Un petit Insta ? Clic ! Aimez-vous prendre une photo, et que cette photo soit plus belle que la réalité ? Une réalité magnifiée, arrangée ! Aaah les clichés de vacances partagés par les amis plus ou moins proches… , les sourires, la vue de carte postale, les intérieurs design, soignés, dans lesquels rien ne traine, pas le moindre jouet d'enfant ni grain de poussière.
« Tout est vraiment parfait, dira la story associée. C'est vraiment comme sur les images » (p.172)
Anna et Tom, deux millennials, ont quitté leur Italie natale pour Berlin au grand désarroi de leurs familles.
A Berlin on peut rêver sa vie autrement, loin du regard étriqué des amis d'enfance et de la famille, se loger pour plus grand, on vit mieux avec moins.
A vingt ans, la vie leur sourit, tout est design dans leur vie, ils pensent, mangent, dorment, travaillent design.
Normal ils sont tous les deux web designer et travaillent toute la journée sur écran, pensant ergonomie, charte graphique, …mais aussi réseaux sociaux, uber, amitiés avec d'autres expat. Tout défile à une vitesse vertigineuse comme les images du téléphone sous le pouce ; le temps, les soirées, les amis, les voyages comme les photos et posts likés et commentés à longueur de journée.
Mais dix ans plus tard, quel est le bilan ? La carte postale berlinoise les fait-elle toujours autant rêver ? Quelle est leur part travail et de chance dans ce qu'ils ont accompli ?
Vincenzo Latronico offre avec ce livre une bonne vision de la génération Y (dont il fait lui-même partie), de ses modes de vie et de pensée. L'auteur revendique s'être inspiré du livre « Les choses » de
Georges Perec pour écrire celui-ci, une sorte de « revisite » si chère à Top Chef et
Cyril Lignac.
L'auteur se tient à distance de ses personnages, et ne se prive ni de les égratigner ni de les ériger en porte-étendards stupides de la gentrification. Cependant, il y a chez Anna et Tom, indubitablement, une part importante de nous-mêmes impossible à renier, nous qui passons tant de temps sur nos écrans à chercher le meilleur produit, faire la meilleure affaire, ou plus prosaïquement travailler … ou surfer sur babelio…
L'analyse est intéressante, le parti pris de l'auteur d'avoir des personnages fades, lisses, et archétypaux, si je comprends sa démarche, m'a laissée tout de même un peu sur ma faim et m'a désarçonnée.

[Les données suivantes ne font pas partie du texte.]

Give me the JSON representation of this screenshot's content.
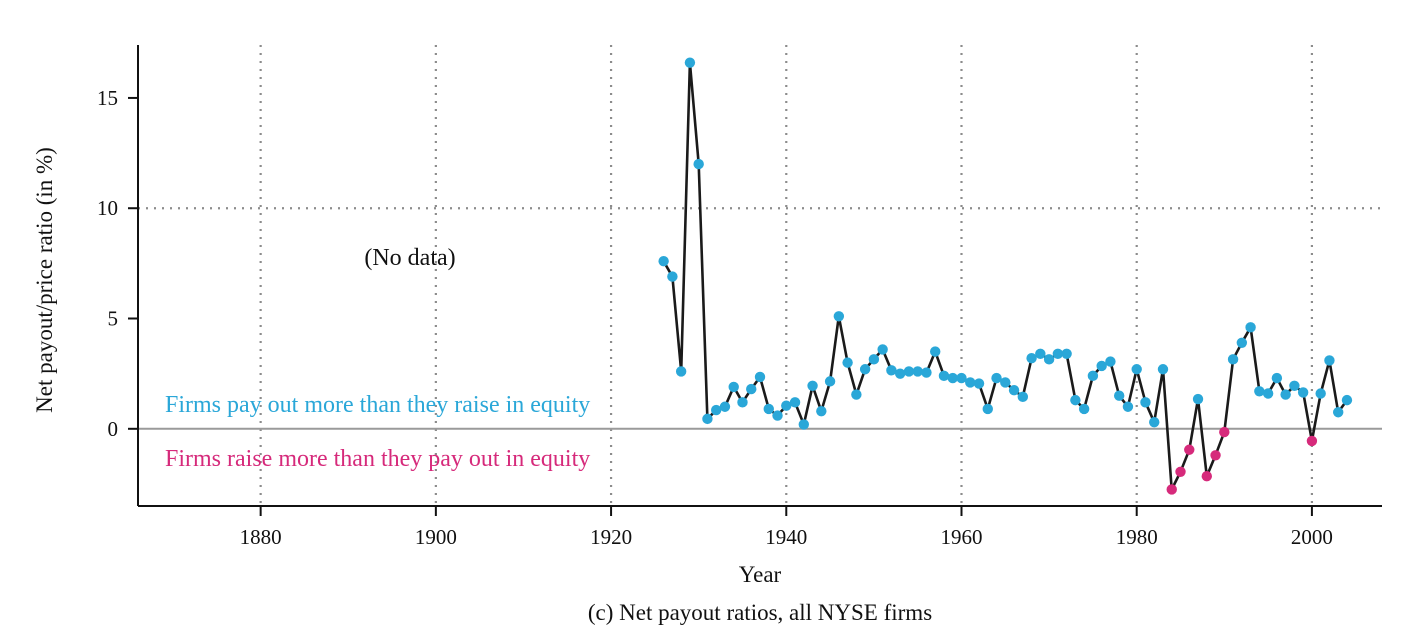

A l'heure de mettre des étoiles, je tergiverse : je pourrai mettre 5 pour la démarche et les idées, mais le traitement m'a un peu ennuyée avec souvent des paragraphes trop longuement étirés sur une bonne idée. La distance voulue par l'auteur m'a rendue indifférente aux errements et pérégrinations de Tom et Anna. La machine a fini par tourner à vide dans un énorme ventre mou (dû probablement au trop-plein de bière),
Vincenzo Latronico ressassant ses idées au fil des pages.
Heureusement, j'ai regagné en intérêt dans les deux derniers chapitres nommés Simple et Futur, j'en ai cependant été un peu frustrée car ils se sont avérés trop courts à mon gout alors qu'ils auraient pu permettre à l'auteur de développer de nouvelles idées.
Même si ce roman aurait gagné à être un peu plus abouti et incarné selon moi, et un peu moins conceptuel pour emporter complètement mon adhésion, le nom de
Vincenzo Latronico est incontestablement à retenir pour cet auteur talentueux, et sa critique subtile de notre société de l'image et de consommation, notre quête insatiable du toujours mieux.
Il mérite de trouver son public (et à tout le moins un public plus nombreux étant donné le faible nombre de lecteurs actuels sur babelio). Alors je vous conseille cette lecture, si ce billet et son sujet ont éveillé votre curiosité.